The protagonist of Only Child is a first-grader named Zach. Zach is your typical 6-year-old boy and, in fact, he reminds me a lot of my own sons when they were Zach’s age. Zach is curious and inquisitive, he loves trucks and cars, art and music, and above all he loves to read. When Zach’s family experiences an unspeakable trauma — Zach lives through a shooting at his school during which his older brother Andy is killed — the adults in Zach’s life grapple with their grief in different, all-consuming ways and Zach is largely left alone to try to make sense of his conflicting and confusing emotions. As I tried to imagine how Zach might attempt to navigate such a lonely situation, I immediately gravitated towards reading as a natural outlet for him.

When I first started writing Only Child, I wasn’t planning to include the Magic Tree House books. And yet, the more I progressed with Only Child, the more it made sense that they would be the books to offer Zach a much-needed escape. Mary Pope Osborne has created a series that is truly magical. I don’t know any other children’s series that celebrates the power of books quite like hers. Each book in the series is a gateway to a new adventure for her two protagonists, siblings Jack and Annie, and for her readers. Jack and Annie find a tree house in the woods close to their house that is filled with books. Each of the books allows them to jump into a new world, where they experience an incredible adventure and learn so much along the way. All Jack and Annie have to do is open one of the books in the tree house and say, “We wish we could go here,” and they’re literally transported into a different world. My kids were about Zach’s age when we read the Magic Tree House series and they loved accompanying Jack and Annie on their adventures. The books sparked many great conversations in our house as we learned about dinosaurs, Vikings, the Civil War, and so many other fascinating topics.

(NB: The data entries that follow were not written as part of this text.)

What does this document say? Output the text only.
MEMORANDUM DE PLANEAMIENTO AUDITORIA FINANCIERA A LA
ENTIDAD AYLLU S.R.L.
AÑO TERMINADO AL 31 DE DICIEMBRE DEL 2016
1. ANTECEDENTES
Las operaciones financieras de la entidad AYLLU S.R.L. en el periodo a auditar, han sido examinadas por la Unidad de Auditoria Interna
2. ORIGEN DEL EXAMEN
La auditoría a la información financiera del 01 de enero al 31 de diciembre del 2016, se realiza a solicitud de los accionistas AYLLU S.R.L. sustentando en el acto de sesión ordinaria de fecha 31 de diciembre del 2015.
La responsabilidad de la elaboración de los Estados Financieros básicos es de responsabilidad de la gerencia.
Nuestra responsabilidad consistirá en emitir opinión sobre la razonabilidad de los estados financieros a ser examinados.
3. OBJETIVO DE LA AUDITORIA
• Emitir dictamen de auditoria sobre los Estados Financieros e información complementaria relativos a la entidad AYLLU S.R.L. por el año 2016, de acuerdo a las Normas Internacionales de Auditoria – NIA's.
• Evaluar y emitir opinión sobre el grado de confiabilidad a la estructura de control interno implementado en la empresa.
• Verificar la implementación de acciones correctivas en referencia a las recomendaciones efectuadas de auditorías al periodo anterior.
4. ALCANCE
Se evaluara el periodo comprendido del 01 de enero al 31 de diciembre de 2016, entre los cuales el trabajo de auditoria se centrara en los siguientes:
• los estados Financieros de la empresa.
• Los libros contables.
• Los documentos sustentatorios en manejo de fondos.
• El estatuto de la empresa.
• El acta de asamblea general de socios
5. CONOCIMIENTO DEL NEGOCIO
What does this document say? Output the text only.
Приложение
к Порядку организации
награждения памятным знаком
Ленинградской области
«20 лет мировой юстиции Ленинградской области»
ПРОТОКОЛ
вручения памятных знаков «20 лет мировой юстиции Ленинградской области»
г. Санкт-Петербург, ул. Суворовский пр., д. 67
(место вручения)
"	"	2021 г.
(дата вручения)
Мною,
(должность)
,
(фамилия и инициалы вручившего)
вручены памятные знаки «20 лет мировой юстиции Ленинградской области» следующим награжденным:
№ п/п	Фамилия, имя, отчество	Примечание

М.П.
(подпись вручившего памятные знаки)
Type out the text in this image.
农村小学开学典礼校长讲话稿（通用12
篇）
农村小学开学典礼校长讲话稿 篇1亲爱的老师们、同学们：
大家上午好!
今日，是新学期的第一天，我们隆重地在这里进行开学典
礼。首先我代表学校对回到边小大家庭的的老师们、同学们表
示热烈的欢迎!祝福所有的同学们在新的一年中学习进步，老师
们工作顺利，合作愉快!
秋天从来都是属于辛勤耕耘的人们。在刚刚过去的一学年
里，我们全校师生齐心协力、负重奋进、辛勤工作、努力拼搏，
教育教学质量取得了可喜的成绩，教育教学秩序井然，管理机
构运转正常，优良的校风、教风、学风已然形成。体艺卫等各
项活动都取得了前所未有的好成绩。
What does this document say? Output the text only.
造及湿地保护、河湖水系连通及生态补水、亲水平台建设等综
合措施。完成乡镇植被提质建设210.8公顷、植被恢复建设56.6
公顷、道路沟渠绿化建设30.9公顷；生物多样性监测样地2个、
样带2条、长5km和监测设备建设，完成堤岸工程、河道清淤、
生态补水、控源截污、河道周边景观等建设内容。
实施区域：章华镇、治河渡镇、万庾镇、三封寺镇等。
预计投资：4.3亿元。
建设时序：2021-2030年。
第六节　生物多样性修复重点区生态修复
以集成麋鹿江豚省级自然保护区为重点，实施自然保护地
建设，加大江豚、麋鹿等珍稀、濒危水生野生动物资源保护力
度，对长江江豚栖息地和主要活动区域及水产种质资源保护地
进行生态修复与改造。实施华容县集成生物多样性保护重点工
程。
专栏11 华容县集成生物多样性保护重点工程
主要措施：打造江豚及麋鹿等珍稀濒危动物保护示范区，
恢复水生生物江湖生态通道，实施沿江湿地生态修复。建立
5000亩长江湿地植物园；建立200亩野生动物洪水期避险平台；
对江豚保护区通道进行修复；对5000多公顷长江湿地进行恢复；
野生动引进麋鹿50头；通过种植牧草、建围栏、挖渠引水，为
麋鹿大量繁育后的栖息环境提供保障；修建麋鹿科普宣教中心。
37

Similarly, Zach gravitates towards Mary Pope Osborne’s extraordinary tales. Not only does losing himself in a world of books allow Zach to escape his confusing new reality for a little while, but it also proves to be instrumental to his ability to process the traumatic experience he was forced to live through and to grieve the profound loss of his brother. As Zach dives into the Magic Tree House adventures, he tags along when Jack and Annie set out on a quest to find the “secrets of happiness” to help the ailing magician Merlin. These secrets turn out to be invaluable lessons in compassion and kindness, and Zach decides he wants to try to apply them to his own situation. He learns about the importance of being caring and empathetic and resilient against all odds. So it is Zach, with his newfound understanding of these universal truths, who manages to alleviate the conflict between his mother and the shooter’s family, to lead his grieving family and their community toward a path of compassion and forgiveness and a chance to heal, together.